I just couldn't imagine a disaster that would lead to no other living things except (somehow) people. Even bacteria seemed to have all died (so the water was ok to drink). There was mildew, but no moss or lichens. There were no cockroaches or insect life. Not even living on the many corpses (like inside the truck on the bridge). It made no sense(!). There was plenty of water, but there had been awful firestorms (nuclear war?). But then somehow there was no radiation killing everyone instead.

And yes, end felt like a bit of a cop-out, although I admit that I also would have hated a depressing ending where they both died.

I can see it was masterfully written, I can understand the metaphors you're all pulling out, but the gruesome lengths humans went to survive, how were they part of those metaphors? So I'm brought back to the plausibility of the story... which wasn't plausible.

Tinker · 02/07/2009 23:57

But didn't the father have radiation sickness? Coughing blood etc. Radiation wouldn't make all people ill at the same rate though (not a scientist) so some would seem well for a while I think?

lljkk · 03/07/2009 13:56

I thought it could be TB.

lljkk · 03/07/2009 13:57

or lung cancer.

francagoestohollywood · 03/07/2009 14:08

Lots of interesting views on this thread. Thanks

Somehow, I didn't really think it was a nuclear war that cause the disaster when I was reading the book.

Maria2007 · 03/07/2009 16:00

Ah, yes, that's another huge issue about the book, WHAT was the disaster that led to all this? Could it be a virus? A nuclear war? Something altogether different? I think the author must have purposefully left it vague for us to wonder & figure it out ourselves...

beckysharp · 03/07/2009 16:12

I didn't think the end was a cop out; I wondered whether at other times in the book they might have found other 'friends' but the father's paranoia meant that there would be no opportunity for that. I'm thinking of when they feel they are being watched in the deserted town? (read it a while back so hope that is right). I agree with reallyreally about the father only taking him so far.
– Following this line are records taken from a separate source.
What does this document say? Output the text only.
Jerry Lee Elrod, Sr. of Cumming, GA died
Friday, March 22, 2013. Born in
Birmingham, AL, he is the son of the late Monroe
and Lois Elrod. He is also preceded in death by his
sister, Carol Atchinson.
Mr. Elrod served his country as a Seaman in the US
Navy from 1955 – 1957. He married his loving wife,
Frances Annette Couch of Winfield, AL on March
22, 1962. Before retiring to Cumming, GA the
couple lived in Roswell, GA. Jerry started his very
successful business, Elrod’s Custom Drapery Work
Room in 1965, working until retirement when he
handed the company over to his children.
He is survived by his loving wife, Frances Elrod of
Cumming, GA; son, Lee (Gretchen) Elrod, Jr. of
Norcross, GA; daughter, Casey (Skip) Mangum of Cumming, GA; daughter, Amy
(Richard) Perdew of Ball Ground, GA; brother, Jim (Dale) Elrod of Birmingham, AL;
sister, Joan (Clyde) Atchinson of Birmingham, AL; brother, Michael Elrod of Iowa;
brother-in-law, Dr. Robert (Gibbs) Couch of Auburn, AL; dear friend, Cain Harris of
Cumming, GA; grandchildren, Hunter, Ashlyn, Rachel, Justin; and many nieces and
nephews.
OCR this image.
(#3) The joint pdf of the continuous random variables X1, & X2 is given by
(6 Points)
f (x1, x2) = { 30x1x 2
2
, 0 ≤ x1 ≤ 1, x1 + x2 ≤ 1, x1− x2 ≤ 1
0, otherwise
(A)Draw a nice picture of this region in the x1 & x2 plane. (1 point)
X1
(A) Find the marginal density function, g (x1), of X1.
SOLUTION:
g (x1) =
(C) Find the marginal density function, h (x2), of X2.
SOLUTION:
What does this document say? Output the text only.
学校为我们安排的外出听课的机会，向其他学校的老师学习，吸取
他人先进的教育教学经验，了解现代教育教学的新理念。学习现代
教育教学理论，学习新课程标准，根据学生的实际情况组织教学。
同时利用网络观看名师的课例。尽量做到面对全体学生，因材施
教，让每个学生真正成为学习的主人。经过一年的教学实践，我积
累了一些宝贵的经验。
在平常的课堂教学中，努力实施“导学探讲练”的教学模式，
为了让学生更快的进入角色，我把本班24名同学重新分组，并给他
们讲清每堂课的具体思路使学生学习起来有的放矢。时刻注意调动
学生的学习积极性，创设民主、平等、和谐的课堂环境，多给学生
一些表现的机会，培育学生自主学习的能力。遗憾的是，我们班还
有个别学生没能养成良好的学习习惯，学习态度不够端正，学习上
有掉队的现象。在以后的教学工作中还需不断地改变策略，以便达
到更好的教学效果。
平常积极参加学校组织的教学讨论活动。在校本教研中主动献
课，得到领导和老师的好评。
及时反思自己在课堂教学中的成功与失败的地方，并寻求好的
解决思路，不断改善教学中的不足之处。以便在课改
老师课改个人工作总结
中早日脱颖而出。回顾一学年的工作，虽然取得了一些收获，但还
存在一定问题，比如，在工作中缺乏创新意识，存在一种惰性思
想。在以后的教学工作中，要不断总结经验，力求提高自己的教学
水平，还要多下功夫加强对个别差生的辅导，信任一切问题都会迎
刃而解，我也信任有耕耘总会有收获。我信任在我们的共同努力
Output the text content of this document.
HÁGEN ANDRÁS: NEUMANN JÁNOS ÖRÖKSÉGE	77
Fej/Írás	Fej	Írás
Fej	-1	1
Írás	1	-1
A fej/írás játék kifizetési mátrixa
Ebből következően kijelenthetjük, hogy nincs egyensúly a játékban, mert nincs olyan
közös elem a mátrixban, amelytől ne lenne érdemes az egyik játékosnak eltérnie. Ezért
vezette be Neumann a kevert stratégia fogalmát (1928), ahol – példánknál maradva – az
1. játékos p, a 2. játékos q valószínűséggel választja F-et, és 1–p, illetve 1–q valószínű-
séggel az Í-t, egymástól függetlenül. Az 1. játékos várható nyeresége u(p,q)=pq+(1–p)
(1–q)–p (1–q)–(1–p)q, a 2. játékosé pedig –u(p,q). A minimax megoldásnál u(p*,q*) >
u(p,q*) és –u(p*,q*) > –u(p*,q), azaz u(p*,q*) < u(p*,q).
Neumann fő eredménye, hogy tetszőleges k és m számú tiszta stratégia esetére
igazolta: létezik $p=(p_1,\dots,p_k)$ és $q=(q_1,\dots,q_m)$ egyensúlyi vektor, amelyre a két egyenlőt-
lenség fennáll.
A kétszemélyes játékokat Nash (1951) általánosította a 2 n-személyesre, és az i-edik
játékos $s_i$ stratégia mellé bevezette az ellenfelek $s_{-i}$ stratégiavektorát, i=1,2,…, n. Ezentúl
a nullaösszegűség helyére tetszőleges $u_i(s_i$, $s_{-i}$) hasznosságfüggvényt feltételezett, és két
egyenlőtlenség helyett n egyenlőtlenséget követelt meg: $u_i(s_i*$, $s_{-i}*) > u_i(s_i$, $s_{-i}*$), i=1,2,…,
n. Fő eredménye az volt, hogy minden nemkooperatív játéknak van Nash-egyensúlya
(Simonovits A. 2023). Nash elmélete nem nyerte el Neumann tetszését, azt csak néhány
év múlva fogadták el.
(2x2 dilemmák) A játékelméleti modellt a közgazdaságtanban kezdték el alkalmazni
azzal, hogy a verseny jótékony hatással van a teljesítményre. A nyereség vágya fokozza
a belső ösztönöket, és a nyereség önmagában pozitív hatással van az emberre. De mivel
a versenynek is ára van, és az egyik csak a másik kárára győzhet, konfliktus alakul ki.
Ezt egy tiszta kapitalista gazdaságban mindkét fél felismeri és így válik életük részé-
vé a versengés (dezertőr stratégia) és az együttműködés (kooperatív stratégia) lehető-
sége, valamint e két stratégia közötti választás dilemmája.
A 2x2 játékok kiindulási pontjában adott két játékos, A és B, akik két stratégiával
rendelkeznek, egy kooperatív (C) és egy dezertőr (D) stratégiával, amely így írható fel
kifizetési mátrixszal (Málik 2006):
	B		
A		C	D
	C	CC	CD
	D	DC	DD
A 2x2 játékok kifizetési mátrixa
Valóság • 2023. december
The more I think about the book though, the less I like it. I finished it just full of shock and sadness, but as time has gone on I don't think it is really a great novel. It's a brilliant story about two people in an awful situation, but I didn't feel that the utter bleakness always rang true. Ditto the disaster that caused this - I couldn't work out what it could be.

Has anyone read On the Beach by Neville Shute? Because reading The Road made me think of that, which although it is full of 1950s people facing the end in a polite organised way(!) I think in some ways is a more powerful 'end of the world' novel because the science and scenario feels more plausible and the sense of the world as a whole is stronger than The Road.

morningpaper · 03/07/2009 18:05

Becky: I've read On The Beach. I love these dystopian apocalptic novels.

Can I REALLY also recommend John Christopher: The Death of Grass and The Winkle in the Skin are both utterly brilliant and very very similar genre. These were written in the 1960s and similar to John Wyndham in style but very McCarthy in theme. You will LOVE them.